Zunächst ist Louise am Boden zerstört. Dass ihr Bruder unschuldig verurteilt und dann auf grausamste Weise ermordet wurde, hat ihr jeden Lebenswillen geraubt. Am meisten macht ihr zu schaffen, dass Michael, ihr stets geschätzter Ersatzvater und der einzige anständige Charakter in der Familie Lane, die Wahrheit noch immer zurückhält. Dann trifft sie zum ersten Mal im Leben ihren leiblichen Vater Achmat (ein Schwerverbrecher aus den übelsten Slums) und hört seine Strategie: »Gesetz ist Gesetz, und das Gesetz ist alles, was wir haben. [...] Lass ihn leiden [...] lass ihn leben und töte das, was er am meisten liebt.«
Als Louise Michael auf tragische Weise schließlich da hat, wo sie ihn haben will – in der »Hölle« –, begegnen sie einander zum ersten Mal auf Augenhöhe. »Endlich hat sie seine volle Aufmerksamkeit«, ist der Schlusssatz dieses faszinierenden Thrillers. Jeder der Täter des Dreierbundes wird im Handlungsverlauf zu einem Versehrten, Chris physisch und psychisch zugleich. Am Ende des Romans haben alle drei verloren, was ihnen im Leben etwas bedeutet hat. Aus Tätern wurden Opfer.

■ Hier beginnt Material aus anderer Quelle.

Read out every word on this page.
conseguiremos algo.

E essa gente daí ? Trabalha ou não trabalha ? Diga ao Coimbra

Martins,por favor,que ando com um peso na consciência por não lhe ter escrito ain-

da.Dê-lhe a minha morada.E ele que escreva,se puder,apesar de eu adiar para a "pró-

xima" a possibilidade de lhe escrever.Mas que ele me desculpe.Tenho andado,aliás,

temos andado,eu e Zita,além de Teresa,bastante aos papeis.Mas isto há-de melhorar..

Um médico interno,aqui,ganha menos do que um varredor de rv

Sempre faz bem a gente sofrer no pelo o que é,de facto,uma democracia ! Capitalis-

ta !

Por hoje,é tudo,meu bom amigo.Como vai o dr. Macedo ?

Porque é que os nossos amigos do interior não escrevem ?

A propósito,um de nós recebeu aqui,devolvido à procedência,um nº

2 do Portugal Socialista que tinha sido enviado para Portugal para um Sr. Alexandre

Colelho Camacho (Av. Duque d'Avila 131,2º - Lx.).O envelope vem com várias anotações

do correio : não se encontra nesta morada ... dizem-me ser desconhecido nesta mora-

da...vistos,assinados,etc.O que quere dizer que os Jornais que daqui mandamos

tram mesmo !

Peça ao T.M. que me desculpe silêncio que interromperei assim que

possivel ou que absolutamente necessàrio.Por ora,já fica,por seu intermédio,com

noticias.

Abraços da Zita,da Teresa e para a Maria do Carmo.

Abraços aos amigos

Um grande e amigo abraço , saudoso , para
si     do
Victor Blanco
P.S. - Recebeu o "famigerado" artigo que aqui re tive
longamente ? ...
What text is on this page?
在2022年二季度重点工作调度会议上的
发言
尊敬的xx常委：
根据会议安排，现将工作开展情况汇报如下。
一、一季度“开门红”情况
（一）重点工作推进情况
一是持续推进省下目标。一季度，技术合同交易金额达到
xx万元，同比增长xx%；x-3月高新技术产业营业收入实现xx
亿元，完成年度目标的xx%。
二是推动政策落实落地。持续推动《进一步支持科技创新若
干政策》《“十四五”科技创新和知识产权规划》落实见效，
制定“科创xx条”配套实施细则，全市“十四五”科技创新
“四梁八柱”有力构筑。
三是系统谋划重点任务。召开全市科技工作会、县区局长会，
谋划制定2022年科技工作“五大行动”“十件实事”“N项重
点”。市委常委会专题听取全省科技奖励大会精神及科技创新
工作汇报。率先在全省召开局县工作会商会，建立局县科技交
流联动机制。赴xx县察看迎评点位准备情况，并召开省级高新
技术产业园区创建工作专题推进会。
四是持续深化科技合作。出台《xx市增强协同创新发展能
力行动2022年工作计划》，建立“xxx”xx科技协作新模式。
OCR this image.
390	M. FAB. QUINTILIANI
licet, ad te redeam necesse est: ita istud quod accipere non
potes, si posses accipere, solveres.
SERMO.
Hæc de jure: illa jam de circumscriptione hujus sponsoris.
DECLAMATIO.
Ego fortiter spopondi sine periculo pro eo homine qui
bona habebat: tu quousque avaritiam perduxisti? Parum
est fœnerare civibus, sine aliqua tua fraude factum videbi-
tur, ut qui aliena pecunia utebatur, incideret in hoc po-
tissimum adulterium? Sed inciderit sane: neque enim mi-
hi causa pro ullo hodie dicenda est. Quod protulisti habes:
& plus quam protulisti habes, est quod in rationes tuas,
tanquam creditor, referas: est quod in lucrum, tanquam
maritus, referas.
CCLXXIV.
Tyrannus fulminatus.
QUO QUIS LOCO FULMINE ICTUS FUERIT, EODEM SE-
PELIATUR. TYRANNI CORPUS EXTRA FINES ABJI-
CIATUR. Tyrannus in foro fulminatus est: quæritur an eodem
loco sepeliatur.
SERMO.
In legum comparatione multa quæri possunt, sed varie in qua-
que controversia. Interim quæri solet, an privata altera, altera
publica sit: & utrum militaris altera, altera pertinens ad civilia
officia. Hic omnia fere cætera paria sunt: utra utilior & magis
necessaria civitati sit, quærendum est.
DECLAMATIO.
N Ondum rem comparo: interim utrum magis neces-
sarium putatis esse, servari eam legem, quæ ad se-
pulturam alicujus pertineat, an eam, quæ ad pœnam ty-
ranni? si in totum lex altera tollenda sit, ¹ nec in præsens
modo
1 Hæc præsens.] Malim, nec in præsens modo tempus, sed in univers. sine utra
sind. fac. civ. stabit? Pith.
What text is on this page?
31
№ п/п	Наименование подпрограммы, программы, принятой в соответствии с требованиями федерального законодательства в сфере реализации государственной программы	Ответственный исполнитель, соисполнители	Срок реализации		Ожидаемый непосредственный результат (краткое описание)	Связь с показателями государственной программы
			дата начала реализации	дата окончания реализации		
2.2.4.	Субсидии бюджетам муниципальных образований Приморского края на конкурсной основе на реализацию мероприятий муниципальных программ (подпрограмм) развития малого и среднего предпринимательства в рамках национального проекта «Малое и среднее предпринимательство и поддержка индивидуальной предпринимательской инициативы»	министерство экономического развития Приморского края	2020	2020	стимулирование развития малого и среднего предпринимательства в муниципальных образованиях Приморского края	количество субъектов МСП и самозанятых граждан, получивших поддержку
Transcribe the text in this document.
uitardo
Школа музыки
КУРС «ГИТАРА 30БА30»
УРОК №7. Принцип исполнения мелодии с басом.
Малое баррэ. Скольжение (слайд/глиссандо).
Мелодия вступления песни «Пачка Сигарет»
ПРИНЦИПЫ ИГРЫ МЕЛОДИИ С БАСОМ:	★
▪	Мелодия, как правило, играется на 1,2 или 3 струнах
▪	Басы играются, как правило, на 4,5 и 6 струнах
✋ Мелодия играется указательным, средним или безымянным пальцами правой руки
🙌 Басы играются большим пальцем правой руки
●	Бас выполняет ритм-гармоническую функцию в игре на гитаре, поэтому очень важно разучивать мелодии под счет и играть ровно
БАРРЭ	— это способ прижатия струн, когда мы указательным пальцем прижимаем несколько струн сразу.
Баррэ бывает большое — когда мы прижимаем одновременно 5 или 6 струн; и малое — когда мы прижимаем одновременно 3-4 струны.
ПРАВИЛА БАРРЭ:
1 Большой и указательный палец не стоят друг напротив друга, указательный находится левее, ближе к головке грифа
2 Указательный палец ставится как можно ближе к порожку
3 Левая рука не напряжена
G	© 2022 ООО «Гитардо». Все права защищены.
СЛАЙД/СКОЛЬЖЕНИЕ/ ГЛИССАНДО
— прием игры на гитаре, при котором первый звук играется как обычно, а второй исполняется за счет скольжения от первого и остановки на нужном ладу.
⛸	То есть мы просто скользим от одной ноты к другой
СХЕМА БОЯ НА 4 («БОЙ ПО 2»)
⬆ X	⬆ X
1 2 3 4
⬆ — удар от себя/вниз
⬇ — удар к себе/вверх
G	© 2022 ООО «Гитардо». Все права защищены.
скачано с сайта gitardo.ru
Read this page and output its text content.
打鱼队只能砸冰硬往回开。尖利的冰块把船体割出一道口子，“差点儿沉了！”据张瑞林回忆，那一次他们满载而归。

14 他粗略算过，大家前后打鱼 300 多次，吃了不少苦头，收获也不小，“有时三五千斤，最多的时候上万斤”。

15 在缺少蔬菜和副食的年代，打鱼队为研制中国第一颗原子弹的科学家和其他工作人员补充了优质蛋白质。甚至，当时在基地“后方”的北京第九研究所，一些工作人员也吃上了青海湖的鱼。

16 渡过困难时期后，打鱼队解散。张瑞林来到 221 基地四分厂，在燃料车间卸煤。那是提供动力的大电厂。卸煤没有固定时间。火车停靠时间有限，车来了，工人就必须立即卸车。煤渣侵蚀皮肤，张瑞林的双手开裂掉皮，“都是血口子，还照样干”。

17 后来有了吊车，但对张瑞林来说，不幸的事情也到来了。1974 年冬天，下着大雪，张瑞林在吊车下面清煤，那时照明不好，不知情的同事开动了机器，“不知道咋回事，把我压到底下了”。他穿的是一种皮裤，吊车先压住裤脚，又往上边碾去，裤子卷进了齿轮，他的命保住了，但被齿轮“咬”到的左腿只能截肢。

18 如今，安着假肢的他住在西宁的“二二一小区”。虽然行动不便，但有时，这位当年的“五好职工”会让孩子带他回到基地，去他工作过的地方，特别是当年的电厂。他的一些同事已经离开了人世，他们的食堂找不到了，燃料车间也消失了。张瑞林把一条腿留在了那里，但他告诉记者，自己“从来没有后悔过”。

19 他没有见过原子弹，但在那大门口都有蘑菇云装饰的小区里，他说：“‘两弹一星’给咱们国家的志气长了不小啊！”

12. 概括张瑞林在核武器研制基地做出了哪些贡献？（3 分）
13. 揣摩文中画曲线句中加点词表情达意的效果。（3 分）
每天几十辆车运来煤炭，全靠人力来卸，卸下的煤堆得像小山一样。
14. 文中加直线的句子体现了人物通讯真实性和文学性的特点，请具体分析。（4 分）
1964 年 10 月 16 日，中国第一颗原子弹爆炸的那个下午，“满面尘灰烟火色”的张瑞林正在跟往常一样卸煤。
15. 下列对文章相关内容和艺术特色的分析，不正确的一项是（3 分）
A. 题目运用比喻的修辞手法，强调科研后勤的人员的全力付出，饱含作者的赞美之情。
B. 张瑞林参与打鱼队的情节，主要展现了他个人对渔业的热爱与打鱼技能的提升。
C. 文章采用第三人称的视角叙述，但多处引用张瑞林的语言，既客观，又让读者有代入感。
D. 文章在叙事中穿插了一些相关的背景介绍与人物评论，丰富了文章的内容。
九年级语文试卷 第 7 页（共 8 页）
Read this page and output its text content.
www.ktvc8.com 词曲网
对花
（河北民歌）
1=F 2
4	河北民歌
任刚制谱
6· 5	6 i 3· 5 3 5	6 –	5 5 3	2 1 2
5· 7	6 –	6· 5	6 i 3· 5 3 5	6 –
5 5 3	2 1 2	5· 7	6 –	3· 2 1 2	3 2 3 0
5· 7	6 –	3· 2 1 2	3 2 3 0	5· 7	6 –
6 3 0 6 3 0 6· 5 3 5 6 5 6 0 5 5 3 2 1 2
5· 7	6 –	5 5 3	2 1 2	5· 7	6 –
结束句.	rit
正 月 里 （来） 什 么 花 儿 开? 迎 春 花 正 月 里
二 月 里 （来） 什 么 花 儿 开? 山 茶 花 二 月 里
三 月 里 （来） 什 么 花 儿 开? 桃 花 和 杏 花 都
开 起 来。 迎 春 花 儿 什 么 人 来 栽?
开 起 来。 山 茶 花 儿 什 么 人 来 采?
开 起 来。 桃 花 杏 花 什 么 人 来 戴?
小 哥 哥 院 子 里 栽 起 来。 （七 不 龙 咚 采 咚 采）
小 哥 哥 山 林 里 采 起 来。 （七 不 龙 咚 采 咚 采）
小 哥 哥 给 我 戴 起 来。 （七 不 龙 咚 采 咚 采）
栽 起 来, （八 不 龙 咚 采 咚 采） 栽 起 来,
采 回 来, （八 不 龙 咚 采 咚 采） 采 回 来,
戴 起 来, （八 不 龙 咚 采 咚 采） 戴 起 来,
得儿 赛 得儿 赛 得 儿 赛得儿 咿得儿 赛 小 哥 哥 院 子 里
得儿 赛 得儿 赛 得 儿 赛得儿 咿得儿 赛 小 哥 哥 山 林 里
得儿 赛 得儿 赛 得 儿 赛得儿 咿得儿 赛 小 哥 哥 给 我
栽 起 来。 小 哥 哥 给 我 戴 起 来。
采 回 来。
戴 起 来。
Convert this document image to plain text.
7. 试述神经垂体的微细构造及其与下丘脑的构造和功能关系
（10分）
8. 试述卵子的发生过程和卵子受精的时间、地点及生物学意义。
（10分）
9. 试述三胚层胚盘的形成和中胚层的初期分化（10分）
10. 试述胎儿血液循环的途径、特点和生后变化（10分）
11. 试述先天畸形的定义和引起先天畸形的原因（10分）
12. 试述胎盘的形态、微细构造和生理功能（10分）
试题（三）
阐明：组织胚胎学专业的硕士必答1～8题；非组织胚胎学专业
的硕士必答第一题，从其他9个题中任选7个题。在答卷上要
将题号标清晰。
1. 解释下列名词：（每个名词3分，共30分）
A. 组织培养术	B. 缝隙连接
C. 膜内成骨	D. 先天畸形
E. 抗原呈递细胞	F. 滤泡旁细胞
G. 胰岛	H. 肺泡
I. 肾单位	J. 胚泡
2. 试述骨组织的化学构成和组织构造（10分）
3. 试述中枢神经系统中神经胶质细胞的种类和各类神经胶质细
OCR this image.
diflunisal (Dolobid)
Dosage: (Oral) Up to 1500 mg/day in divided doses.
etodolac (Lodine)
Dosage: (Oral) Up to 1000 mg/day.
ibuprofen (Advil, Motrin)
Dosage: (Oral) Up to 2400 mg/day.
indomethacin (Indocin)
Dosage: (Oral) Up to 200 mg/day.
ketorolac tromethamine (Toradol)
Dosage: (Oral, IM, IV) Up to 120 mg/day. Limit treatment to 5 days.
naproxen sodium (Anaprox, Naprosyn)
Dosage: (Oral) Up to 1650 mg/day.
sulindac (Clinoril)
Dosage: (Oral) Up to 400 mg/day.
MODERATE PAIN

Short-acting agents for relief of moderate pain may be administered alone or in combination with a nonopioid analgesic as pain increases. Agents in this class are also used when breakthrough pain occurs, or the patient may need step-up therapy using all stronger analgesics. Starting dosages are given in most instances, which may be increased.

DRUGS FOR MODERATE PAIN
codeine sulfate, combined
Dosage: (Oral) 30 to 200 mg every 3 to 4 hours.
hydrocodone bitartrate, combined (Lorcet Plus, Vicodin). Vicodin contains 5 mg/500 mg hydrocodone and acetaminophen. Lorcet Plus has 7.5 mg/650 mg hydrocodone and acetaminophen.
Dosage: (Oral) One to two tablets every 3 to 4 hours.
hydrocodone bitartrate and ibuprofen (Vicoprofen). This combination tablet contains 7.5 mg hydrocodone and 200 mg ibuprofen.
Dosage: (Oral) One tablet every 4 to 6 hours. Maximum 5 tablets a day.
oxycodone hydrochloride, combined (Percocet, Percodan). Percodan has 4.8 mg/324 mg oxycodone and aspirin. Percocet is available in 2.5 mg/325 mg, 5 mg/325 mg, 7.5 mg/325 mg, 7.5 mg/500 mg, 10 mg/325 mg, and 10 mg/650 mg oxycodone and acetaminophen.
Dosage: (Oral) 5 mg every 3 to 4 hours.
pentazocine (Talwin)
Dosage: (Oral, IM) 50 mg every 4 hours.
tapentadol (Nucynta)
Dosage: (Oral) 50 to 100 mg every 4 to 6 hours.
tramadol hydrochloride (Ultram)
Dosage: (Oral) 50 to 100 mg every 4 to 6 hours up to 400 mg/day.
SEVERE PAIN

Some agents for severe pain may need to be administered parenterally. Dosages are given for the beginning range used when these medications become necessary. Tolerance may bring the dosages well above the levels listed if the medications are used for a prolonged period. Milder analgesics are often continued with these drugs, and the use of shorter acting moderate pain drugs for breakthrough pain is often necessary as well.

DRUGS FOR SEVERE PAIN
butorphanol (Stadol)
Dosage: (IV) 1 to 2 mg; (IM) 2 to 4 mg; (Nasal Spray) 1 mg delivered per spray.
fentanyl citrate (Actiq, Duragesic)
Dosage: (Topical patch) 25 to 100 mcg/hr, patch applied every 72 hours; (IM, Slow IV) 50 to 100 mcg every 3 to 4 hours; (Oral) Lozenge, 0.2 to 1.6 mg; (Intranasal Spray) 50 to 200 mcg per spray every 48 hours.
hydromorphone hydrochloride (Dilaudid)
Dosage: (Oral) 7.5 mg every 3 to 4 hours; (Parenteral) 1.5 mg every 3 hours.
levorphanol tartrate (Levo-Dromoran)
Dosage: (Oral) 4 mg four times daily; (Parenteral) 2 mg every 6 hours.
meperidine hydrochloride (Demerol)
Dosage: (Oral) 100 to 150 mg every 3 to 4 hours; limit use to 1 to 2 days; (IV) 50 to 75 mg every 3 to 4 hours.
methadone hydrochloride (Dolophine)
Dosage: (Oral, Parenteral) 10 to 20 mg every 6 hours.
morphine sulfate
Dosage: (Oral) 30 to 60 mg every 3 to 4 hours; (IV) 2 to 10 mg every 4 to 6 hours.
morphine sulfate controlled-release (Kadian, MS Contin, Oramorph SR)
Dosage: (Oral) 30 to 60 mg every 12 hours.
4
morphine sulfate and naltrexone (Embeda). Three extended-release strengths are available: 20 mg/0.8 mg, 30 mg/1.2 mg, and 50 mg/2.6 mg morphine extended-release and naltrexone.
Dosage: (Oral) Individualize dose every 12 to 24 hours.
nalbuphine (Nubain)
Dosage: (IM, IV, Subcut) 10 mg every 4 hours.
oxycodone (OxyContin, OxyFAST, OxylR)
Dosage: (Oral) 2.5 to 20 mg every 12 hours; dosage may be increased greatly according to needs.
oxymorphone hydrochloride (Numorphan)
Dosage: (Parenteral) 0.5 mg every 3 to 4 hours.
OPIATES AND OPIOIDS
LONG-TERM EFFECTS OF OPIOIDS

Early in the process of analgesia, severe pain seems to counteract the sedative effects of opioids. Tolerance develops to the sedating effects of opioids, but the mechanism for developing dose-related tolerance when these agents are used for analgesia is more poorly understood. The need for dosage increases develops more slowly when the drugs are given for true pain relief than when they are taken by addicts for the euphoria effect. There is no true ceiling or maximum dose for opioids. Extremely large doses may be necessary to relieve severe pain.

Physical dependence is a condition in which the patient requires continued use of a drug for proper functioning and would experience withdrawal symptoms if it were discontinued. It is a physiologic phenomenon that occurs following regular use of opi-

Roger Smiths Roman »Sacrifices«, den Klaus Timmermann und Ulrike Wasel übersetzt haben, spielt Jahre nach dem Ende der Apartheid. Doch die Trennung zwischen Schwarzen und Weißen besteht kaum vermindert weiter, wie das Beispiel Louise zeigt. Dank Michaels Förderung hat sie eine Aufstiegschance. Sie hat ihr Afrikaans abgelegt, das triste Farbigen-Milieu hinter sich gelassen und darf als Akademikerin auf eine gut bezahlte Stelle hoffen. Aber niemals wird sie von der weißen Elite als Gleichwertige akzeptiert werden. Keine Grenzen gibt es bei der hemmungslosen Gewaltausübung, und auch Gut und Böse unterscheiden sich nicht nach der Hautfarbe.
Dieses Buch habe ich in die Liste meiner 20 Lieblingsbücher im Sommer 2015 aufgenommen.